If Portland, Ore., is Beervana, the city of Asheville is Beer Paradise. The town’s longstanding charm as a mountainous retreat for those seeking alternate lifestyles and the allure of nature became a perfect fit for craft beer culture. In just five years, Wicked Weed became its best- known destination and export. And then it was gone or, more accurately, it crossed over.  Perhaps Asheville’s bohemian aura combined with the recent arrival of major craft expansions by New Belgium and Sierra Nevada led to a naïve belief this beloved place was beyond the allure of cash – an estimated $150 million.

For those following this ongoing battle between major brewers and independent craft brewers, the buyout of Wicked Weed appears to be a tipping point. But I predict the ongoing dialectic between bigger brewers and independent brewers will continue in a manner that produces better beer. The bigger brewers are now establishing a path away from their traditional premium lagers towards the styles championed by craft lovers. Craft will remain the resistance fighters with weapons that money can’t buy: creativity.
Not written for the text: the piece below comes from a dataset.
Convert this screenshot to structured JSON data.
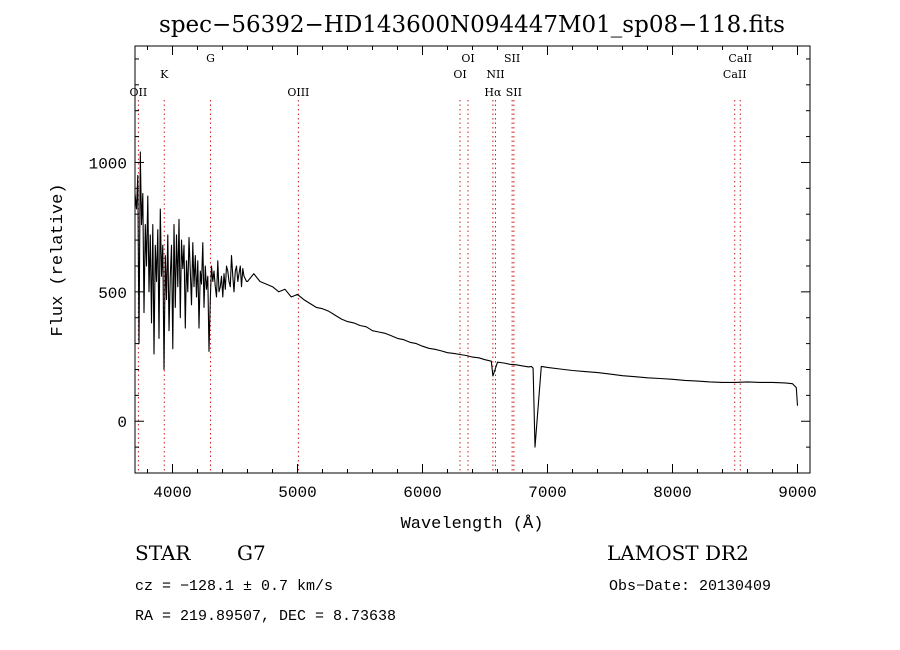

The next phase is familiar in the case of Wicked Weed. To recoup the investment, a craft brand purchased by one of the macro brewers has its output increased along with wider distribution, which helps eat up more shelf space in significant outlets and further muddy the issue among the general populace of which breweries are independent.

But wait, there’s more bad news if you’re on the side of craft. According to investment bankers who help make such deals happen, for every customer that opts out of purchasing an acquired brand, the company brings in two new customers. Whether that’s typical palaver of financial types, there’s probably some accuracy to it. In other words, protest and resistance have their limits. The key thing to remember is that this expansion generally results in a reduction of pricing.

To me, there’s always been the vague notion among craft geeks that in order to change the world craft brewers have to somehow defeat so-called Big Beer. It’s only fun if there’s some sort of takedown involved along with the joy of watching those who created industrial beer steadily lose market share. The underbelly of that fantasy is a corresponding fear – the empire might strike back and drive craft into exile.

For those dedicated to independent craft breweries, it’s a fight worth fighting, even if the big guys continue to pick off breweries as the seasons come and go. (The other worldwide brewing types are just as clever as AB InBev, and perhaps more so in that they let the Belgian-based behemoth take the heat for the assault on craft while waging their own deals.)

The key point of outrage for those committed to craft: a sale of this nature makes it harder for those in the beer-making community left behind to continue the fight for what they hold sacred.

The ecosystem of a worldwide corporation and its influences are vastly different than smaller, independent financial entities created by those focused on the communities in which they live. Craft brewers dedicate themselves to a community’s well-being through such undertakings as charitable events, support for environmentally beneficial practices, support for local growers and as places where people of different persuasions can enjoy conversations in an increasingly uncivil society. The fact it’s all driven by broadening the adventure of imbibing by creating new taste horizons in beer is, well, just plain cool.